About the project:
Project History and Goals:
Predicting biological age first with methylation genome data, then blood test data and eventually with multimodal omics and lifestyle data.
Aging is the most important disease of the modern world that everyone of us shall deal with at some point.
"It has been estimated that the complete elimination of a single fatal disease such as cancer in the USA would merely lead to a 2.3-year population increase in life expectancy ... since the majority of overall mortality is due to age-related diseases."
Data of around 4k entries from the paper.
- GTEx Portal
- CDC website, NHANES Dataset
- PCA, GBR, DNN (using pytorch and fastai) and maybe other regression models to check their performance.

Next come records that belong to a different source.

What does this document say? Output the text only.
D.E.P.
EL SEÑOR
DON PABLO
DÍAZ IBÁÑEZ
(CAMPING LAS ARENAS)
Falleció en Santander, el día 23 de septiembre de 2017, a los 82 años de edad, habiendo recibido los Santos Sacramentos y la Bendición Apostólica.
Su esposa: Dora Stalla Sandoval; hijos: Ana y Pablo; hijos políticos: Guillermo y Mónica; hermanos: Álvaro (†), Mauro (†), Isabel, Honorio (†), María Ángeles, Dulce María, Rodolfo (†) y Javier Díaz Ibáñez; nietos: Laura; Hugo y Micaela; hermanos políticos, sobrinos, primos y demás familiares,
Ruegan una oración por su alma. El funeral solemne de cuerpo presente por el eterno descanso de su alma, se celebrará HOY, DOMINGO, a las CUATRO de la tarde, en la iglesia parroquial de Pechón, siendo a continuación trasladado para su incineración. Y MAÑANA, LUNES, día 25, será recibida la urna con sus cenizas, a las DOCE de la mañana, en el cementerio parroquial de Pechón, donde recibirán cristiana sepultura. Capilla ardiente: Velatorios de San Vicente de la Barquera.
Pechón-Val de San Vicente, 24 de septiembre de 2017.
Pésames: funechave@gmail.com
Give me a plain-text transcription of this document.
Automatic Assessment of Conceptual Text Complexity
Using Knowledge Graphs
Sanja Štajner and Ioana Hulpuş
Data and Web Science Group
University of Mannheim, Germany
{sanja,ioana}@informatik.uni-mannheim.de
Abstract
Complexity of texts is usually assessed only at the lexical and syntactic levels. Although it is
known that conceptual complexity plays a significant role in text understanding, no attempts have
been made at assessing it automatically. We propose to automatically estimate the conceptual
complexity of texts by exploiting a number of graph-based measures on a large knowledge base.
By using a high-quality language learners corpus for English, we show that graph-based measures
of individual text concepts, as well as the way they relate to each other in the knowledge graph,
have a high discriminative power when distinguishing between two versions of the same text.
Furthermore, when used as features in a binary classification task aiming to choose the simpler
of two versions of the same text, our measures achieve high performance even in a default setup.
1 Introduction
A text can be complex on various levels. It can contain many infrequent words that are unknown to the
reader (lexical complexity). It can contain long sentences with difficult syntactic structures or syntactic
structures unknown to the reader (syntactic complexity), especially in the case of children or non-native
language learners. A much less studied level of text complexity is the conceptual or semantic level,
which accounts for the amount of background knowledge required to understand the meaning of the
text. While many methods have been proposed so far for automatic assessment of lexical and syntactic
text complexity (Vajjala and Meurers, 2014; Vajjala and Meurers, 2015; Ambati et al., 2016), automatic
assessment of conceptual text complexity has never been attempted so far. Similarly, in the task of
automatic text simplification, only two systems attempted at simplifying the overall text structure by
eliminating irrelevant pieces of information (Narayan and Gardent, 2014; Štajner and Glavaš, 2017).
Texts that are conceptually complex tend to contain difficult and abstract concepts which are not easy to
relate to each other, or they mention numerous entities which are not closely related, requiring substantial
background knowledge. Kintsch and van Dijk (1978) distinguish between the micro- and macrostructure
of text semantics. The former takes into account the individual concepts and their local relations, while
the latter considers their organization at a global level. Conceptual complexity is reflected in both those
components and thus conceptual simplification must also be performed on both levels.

- Measuring the results based on healthy individuals (assuming their chronological age is close to their biological age)
Since first I think it is more appropriate to play with genome data and apply already made sklearn models, and only then when we will add other types of data like lifestyle information then it is more appropriate to integrate a more low-level level framework like pytorch.
Let me first answer the most important question.
Why is it important?
Well, from my perspective life is the most valuable thing that any of us has and in this way trying to increase healthspan of you, your loved ones and the humanity as a whole is a worthwhile goal.
Why focus on aging research in particular?
First of all, concerns all of us -- minute by minute we are all aging right now and as of now there is no way to stop or reverse this process.
Looking at my premises you may argue that there are other important diseases to focus on that are a leading cause of death like cancer or heart diseases. However, curing cancer will only prolong the average lifespan by a few years, and what's even worse is the amount of active years (healthspan) is going to be the same.
So, instead of thinking about the effects mentioned before like heart diseases, cancer, or Alzheimer's we should focus on the cause of all them which is aging.
One of the prominent theories of aging these days says that we age because our epigenetic information is lost as we age.
So, imagine that the DNA or genome is like a hardware of our body and epigenetic information is a software that says what programs to run on this hardware basically saying which parts of the genetic
code should be actively executed. With time this software 'rots' and the wrong code is executed and the important parts of the program are commented out.
In biological terms you can see this as a cell in your brain is due to the wrong epigenetic information behaves like a skin cell and vice versa.
So, having this big picture in mind, you may ask:
Why deep learning?
Well health industry generates tons and tons of electronic data especially nowadays, and all
of this data from clinical trials to medical records in hospitals can be used for every step in drug discovery.
However this is too complicated for a project of this scale, so let's focus on more manageable task which is predicting accurate biological age -- one of the methods of doing so is by inspecting epigentic information mentioned before. So the goal here is to produce accurate biological age so we can measure how effective are drugs that we discover. And here we can see that all off the data can go into a deep neural network and as an output we get the biological age and health status.
But I would like to start with something even simpler, for example using only methylation data of the genome, that is basically one way how epigenome manifests itself. Focusing only on it can give us a good prediction of a person's age and this data is a backbone of many modern Deep Aging Clocks.
So what I'm going to describe now is primarily based on this study. Where we have a healthy group and a diseased group with their respective epigenetic information.
The goal here is based on this info to figure out biological age. Since we assume that healthy individuals have roughly the same biological and chronological age we can use it as a ground truth.
In this study they figured that the best regression model for this task is Gradient Boosting Regressor and as a first step of this project it would be great to just emulate this paper. Then we can go on to expand our dataset to some other biological data like blood work and train a deep learning network to manage the complexity of the increasing dataset.
Data in this study is open and after applying Principal Component Analysis and other data cleaning tools we have around 4k of labeled data entries.
That should be enough initially but for deep learning models there are huge data sets of similar information with tens or even hundreds of thousands samples. Here is one example that I found from GTExPortal however more data preprocessing is required in this case.
Measuring data can be accomplished either by computing the error with regard to healthy individuals or other comprehensive clocks that are used in practice.
As far as engineering tools, the ones that will be used here are: Git/GitHub as a version control tool. For compute and storage Google Cloud platform is a good option since their services are arguably better than those provided by AWS especially with their specialized Vertex AI Platform and access to custom-build Goggle TPUs.
The project is heavily inspired by the research papers mentioned and especially by the www.aging.ai website that implements a Hematologic Clock as well.
What's next for AgingClock
There are lots of ways to improve the project and all of them are documented on GitHub in the issues tab.